Texas HS school pulls teen mother feature from yearbook

Posted by wheatdogg on March 3, 2008

This is old news, because I was asleep at the switch, but it’s a timeless topic, pitting well-meaning students against stuffy administrators.

The editors of the Burleson (TX) High School yearbook, The Elk, planned a two-page photo feature on two teen mothers at the school, to show how they overcame the difficulties keeping their children created. The deadline for the book was Saturday.

When the editors presented the book proofs to the principal, he vetoed the pregnancy spread, saying it “glamorized” teenage sex and contradicted the district’s abstinence-only sex-education curriculum. The editors took the matter up the chain of command, but heard the same response: no features on teen mothers.

According to the Dallas Star-Telegram, yearbook editor Megan Estes wanted the yearbook to reflect the experiences of the entire student body, not just the jocks and brainiacs. Seniors Brittani Shipman and Robin Robertson agreed to appear in the teen mother feature.

“It really hurts [the girls] when they hear people talking about them … These are people with real lives — not just something you gossip about in high school,” Estes said, according to the Student Press Law Center.

The yearbook adviser, a former professional newspaper woman, and the staff looked through old yearbooks and found similar articles on teen pregnancy, and so thought the subject was safe.

Principal Paul Cash thought otherwise, and told them they had to pull the feature. Astonishingly, he said high school publications are for educational purposes only, and they are not intended to be venues for student expression, according to the Student Press Law Center.

Cash told the Star-Telegram, “I appreciate the slant they took about individuals overcoming hardships. But the publication is a reflection of the community. I try to uphold the values of our community.”

As for the superintendent and school board, they were willing to hear Estes’ grievances, but said their deliberations would take several weeks, meaning the yearbook had to go to press without the teen-mother feature.

Wimps.

It’s now water under the bridge, but the yearbook staff may have a legitimate complaint if they wanted to pursue this matter in the courts. It would be a tough fight. A 1988 Supreme Court decision allows school officials to censor student publications if they can provide a reasonable educational justification for the censorship.

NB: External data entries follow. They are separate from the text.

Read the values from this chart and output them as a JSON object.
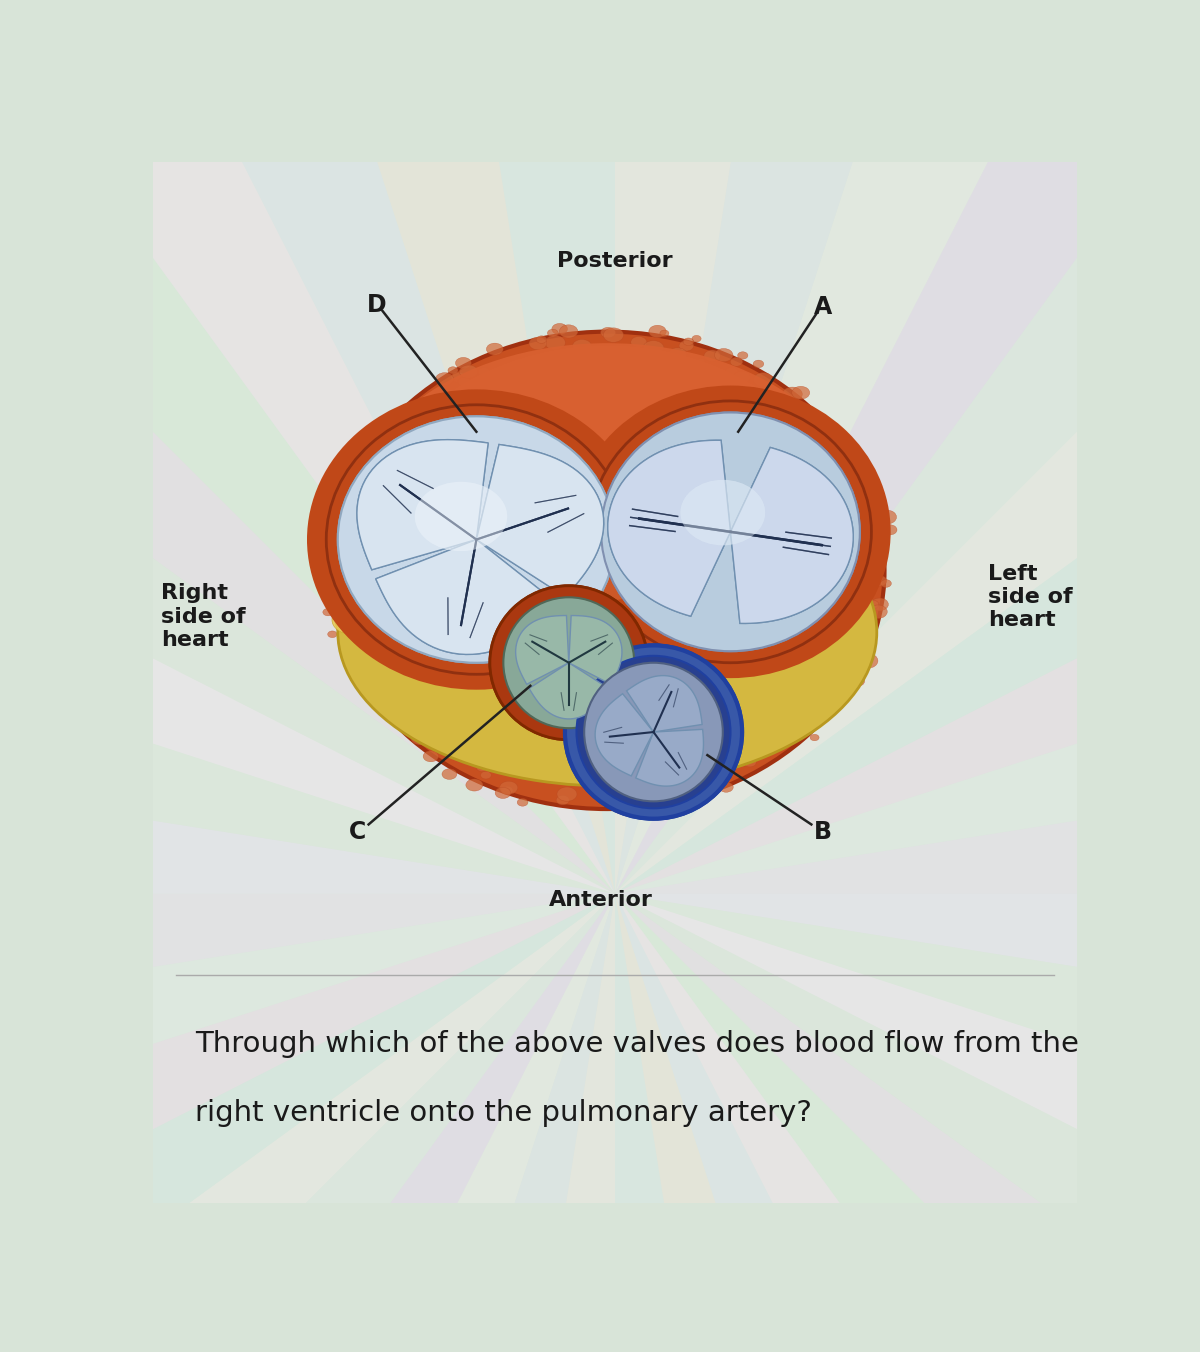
{
  "title_posterior": "Posterior",
  "title_anterior": "Anterior",
  "label_right": "Right\nside of\nheart",
  "label_left": "Left\nside of\nheart",
  "label_A": "A",
  "label_B": "B",
  "label_C": "C",
  "label_D": "D",
  "question_line1": "Through which of the above valves does blood flow from the",
  "question_line2": "right ventricle onto the pulmonary artery?",
  "text_color": "#1a1a1a",
  "question_fontsize": 21,
  "label_fontsize": 17,
  "direction_fontsize": 15
}
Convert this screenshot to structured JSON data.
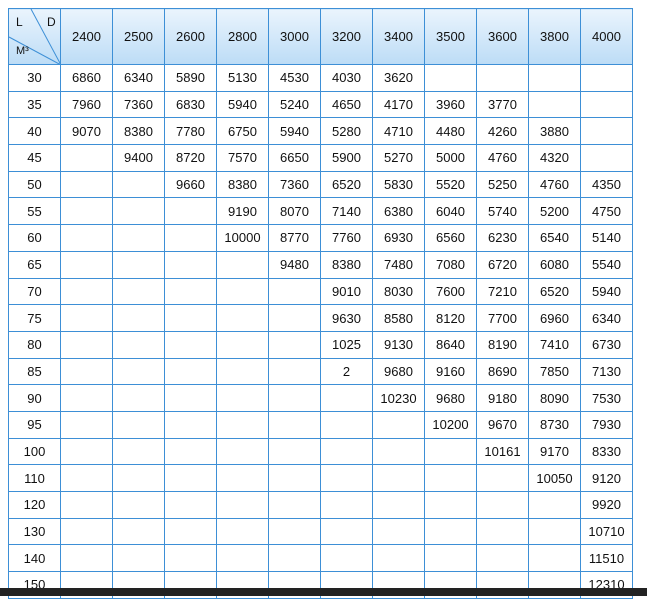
{
  "table": {
    "corner": {
      "l": "L",
      "d": "D",
      "m": "M³"
    },
    "header": [
      2400,
      2500,
      2600,
      2800,
      3000,
      3200,
      3400,
      3500,
      3600,
      3800,
      4000
    ],
    "rows": [
      [
        30,
        6860,
        6340,
        5890,
        5130,
        4530,
        4030,
        3620,
        null,
        null,
        null,
        null
      ],
      [
        35,
        7960,
        7360,
        6830,
        5940,
        5240,
        4650,
        4170,
        3960,
        3770,
        null,
        null
      ],
      [
        40,
        9070,
        8380,
        7780,
        6750,
        5940,
        5280,
        4710,
        4480,
        4260,
        3880,
        null
      ],
      [
        45,
        null,
        9400,
        8720,
        7570,
        6650,
        5900,
        5270,
        5000,
        4760,
        4320,
        null
      ],
      [
        50,
        null,
        null,
        9660,
        8380,
        7360,
        6520,
        5830,
        5520,
        5250,
        4760,
        4350
      ],
      [
        55,
        null,
        null,
        null,
        9190,
        8070,
        7140,
        6380,
        6040,
        5740,
        5200,
        4750
      ],
      [
        60,
        null,
        null,
        null,
        10000,
        8770,
        7760,
        6930,
        6560,
        6230,
        6540,
        5140
      ],
      [
        65,
        null,
        null,
        null,
        null,
        9480,
        8380,
        7480,
        7080,
        6720,
        6080,
        5540
      ],
      [
        70,
        null,
        null,
        null,
        null,
        null,
        9010,
        8030,
        7600,
        7210,
        6520,
        5940
      ],
      [
        75,
        null,
        null,
        null,
        null,
        null,
        9630,
        8580,
        8120,
        7700,
        6960,
        6340
      ],
      [
        80,
        null,
        null,
        null,
        null,
        null,
        1025,
        9130,
        8640,
        8190,
        7410,
        6730
      ],
      [
        85,
        null,
        null,
        null,
        null,
        null,
        2,
        9680,
        9160,
        8690,
        7850,
        7130
      ],
      [
        90,
        null,
        null,
        null,
        null,
        null,
        null,
        10230,
        9680,
        9180,
        8090,
        7530
      ],
      [
        95,
        null,
        null,
        null,
        null,
        null,
        null,
        null,
        10200,
        9670,
        8730,
        7930
      ],
      [
        100,
        null,
        null,
        null,
        null,
        null,
        null,
        null,
        null,
        10161,
        9170,
        8330
      ],
      [
        110,
        null,
        null,
        null,
        null,
        null,
        null,
        null,
        null,
        null,
        10050,
        9120
      ],
      [
        120,
        null,
        null,
        null,
        null,
        null,
        null,
        null,
        null,
        null,
        null,
        9920
      ],
      [
        130,
        null,
        null,
        null,
        null,
        null,
        null,
        null,
        null,
        null,
        null,
        10710
      ],
      [
        140,
        null,
        null,
        null,
        null,
        null,
        null,
        null,
        null,
        null,
        null,
        11510
      ],
      [
        150,
        null,
        null,
        null,
        null,
        null,
        null,
        null,
        null,
        null,
        null,
        12310
      ]
    ]
  }
}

Since Cash argued that featuring teen mothers in the publication contradicted the abstinence-only curriculum, he was offering a “reasonable educational justification,” at least in his mind. Methinks he would rather not advertise how clearly that curriculum is not working 100% of the time.

His community standard argument is a crock, though. If community is against teen pregnancies, that’s understandable. To bury its head in the sand and deny teens do get pregnant, that’s just plain stupid. Admitting teen mothers exist is not the same as encouraging teenage girls to become mothers while still in high school. That’s the largely discredited argument abstinence-only lovers offer against more realistic sex ed curricula: tell the kids how sex can be done with contraception and they’ll all run out and try it.

We may never get to read the proposed article, but it’s safe to assume the two girls featured in it would not advise their peers to become mothers early on. They both took the brave — and difficult — path to keep their kids and continue with their education, regardless of the social consequences and nasty gossiping.

Publicizing their choices and decisions would actually bolster the argument for abstinence-only behavior, however unrealistic that advice may be. Instead, Burleson High’s students may never get that kind of an education, because of blue-nosed administrators.